Dernières exploitations minières : l’uranium, de l’extraction au traitement

C’est à la salle Urbain V que le CER Benjamin Bardy proposa à un nombreux public une conférence, animée par Jean-Marie Gazagne, sur les dernières mines qui furent en activité en Lozère.

Ces mines concernaient un minerai stratégique : l’uranium. Avant de présenter l’exploitation et le traitement  de ce minerai, Jean-Marie Gazagne rappela que l’uranium était le 48e élément le plus abondant sur Terre, son abondance étant supérieure à celle de l’argent. En 1789, le chimiste Heinrich Klaproth mit en évidence l’uranium dans un morceau de pechblende trouvé en grande quantité dans les mines argentifères de Bohême.

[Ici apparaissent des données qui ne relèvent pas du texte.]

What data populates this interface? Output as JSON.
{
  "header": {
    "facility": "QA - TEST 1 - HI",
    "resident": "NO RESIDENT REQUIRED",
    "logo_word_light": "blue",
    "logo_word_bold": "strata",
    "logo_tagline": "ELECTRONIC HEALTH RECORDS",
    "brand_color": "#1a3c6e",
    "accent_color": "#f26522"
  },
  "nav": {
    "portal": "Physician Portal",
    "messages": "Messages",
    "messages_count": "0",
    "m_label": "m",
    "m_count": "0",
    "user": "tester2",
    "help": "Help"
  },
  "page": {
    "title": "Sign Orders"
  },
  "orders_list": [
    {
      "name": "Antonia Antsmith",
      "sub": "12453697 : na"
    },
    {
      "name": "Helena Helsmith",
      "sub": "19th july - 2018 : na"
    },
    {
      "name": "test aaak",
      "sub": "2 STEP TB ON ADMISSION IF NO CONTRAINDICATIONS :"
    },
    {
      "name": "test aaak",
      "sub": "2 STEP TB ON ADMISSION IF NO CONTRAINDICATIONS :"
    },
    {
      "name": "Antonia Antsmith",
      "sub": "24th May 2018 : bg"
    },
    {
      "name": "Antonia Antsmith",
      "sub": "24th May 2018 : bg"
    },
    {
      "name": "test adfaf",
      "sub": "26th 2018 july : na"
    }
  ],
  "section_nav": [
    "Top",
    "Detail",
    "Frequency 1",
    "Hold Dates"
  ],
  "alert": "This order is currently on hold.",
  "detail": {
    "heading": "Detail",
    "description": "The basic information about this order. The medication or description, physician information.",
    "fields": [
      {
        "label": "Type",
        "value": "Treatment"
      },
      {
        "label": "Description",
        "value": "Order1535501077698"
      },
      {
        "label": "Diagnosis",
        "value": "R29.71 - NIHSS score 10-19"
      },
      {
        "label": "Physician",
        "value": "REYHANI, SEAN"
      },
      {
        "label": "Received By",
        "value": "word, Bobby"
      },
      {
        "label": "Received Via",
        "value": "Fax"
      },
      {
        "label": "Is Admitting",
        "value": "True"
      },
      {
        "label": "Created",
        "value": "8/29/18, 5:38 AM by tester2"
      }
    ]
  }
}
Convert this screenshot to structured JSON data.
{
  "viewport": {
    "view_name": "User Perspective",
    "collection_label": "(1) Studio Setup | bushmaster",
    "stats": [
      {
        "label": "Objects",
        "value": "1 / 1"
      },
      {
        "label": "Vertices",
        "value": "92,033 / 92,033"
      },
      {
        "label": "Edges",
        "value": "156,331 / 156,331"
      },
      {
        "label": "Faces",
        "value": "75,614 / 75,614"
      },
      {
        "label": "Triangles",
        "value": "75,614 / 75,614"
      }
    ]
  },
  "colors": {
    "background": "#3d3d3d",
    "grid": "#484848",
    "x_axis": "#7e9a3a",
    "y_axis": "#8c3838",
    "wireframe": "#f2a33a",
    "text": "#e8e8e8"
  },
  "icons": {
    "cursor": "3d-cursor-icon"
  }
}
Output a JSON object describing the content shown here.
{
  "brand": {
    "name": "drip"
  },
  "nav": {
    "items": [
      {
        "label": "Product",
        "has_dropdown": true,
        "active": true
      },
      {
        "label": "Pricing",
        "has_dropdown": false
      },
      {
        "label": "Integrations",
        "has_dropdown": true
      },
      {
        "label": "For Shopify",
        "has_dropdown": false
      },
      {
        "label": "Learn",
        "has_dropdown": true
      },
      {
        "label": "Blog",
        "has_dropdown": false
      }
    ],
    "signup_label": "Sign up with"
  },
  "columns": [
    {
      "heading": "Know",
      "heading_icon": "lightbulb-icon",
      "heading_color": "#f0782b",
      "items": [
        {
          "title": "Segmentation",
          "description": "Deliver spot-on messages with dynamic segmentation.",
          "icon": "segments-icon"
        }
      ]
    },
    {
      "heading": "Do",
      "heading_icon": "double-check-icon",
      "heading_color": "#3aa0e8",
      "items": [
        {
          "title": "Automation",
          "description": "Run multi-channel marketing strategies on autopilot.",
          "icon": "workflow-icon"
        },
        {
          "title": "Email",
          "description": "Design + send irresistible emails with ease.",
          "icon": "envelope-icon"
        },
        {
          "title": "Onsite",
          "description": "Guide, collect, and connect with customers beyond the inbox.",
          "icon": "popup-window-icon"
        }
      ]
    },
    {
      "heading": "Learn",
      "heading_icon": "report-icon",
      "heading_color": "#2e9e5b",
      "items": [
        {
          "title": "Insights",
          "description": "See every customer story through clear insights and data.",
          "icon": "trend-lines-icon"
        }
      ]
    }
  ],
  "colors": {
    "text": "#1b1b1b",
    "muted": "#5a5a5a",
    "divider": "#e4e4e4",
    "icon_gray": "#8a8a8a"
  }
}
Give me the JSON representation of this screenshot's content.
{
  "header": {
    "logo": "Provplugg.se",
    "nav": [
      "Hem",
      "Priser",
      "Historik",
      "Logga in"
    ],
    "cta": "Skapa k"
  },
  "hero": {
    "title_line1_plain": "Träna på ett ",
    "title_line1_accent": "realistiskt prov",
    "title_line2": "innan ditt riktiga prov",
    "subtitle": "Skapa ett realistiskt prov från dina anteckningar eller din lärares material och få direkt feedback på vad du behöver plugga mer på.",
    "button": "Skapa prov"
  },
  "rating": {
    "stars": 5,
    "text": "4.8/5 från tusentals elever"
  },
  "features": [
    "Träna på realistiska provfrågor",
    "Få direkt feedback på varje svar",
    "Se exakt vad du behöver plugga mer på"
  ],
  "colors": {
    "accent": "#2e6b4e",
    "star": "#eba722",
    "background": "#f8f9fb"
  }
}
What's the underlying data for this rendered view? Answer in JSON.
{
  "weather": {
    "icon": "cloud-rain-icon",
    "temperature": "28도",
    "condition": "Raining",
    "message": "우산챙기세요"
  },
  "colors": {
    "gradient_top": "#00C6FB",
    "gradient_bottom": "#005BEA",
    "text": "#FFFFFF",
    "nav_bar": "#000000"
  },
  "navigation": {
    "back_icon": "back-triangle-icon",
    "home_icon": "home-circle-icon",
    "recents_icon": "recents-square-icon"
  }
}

C’est en 1896 qu’Henri Becquerel découvrit la radioactivité de ce minerai.

La France compta jusqu’à 210 mines qui furent exploitées entre 1945 et 2001. Les gisements français produisirent environ 76 000 tonnes d’uranium. En Lozère, neuf sites furent reconnus et seulement cinq produisirent des quantités importantes de ce minerai. Tous ces sites sont situés sur la partie est du département (en zone granitique).

Au cours de l’exposé, quatre sites miniers furent présentés : trois sur la commune de Saint-Jean-la-Fouillouse (Le Cellier, Le Villeret et Les Pierres-Plantées), le quatrième sur la commune des Bondons.

Des schémas concernant les trois premiers sites furent présentés et expliqués. Une usine spécialisée fut construite en 1977 pour extraire l’uranium de sa gangue minérale et le transformer en diuranate de sodium (Na2U2O7).

Le conférencier présenta succinctement et avec des croquis les différentes étapes chimiques de cette transformation.

Suivit la présentation de l’exploitation des Bondons qui souleva de nombreuses réactions de la part de la population et la ” montée au créneau ” de certains élus.

La Compagnie minière modifia son projet en arrêtant l’idée d’un traitement in situ à l’aide d’acide sulfurique. Il fut alors proposé de transporter le minerai brut par camions vers l’usine du Cellier. Ainsi d’une exploitation minière, on passa à une carrière. Ce transfert routier fut aussi l’objet de controverses mais fut finalement mis en place.

En 2001 les exploitations furent terminées et les sites renaturalisés.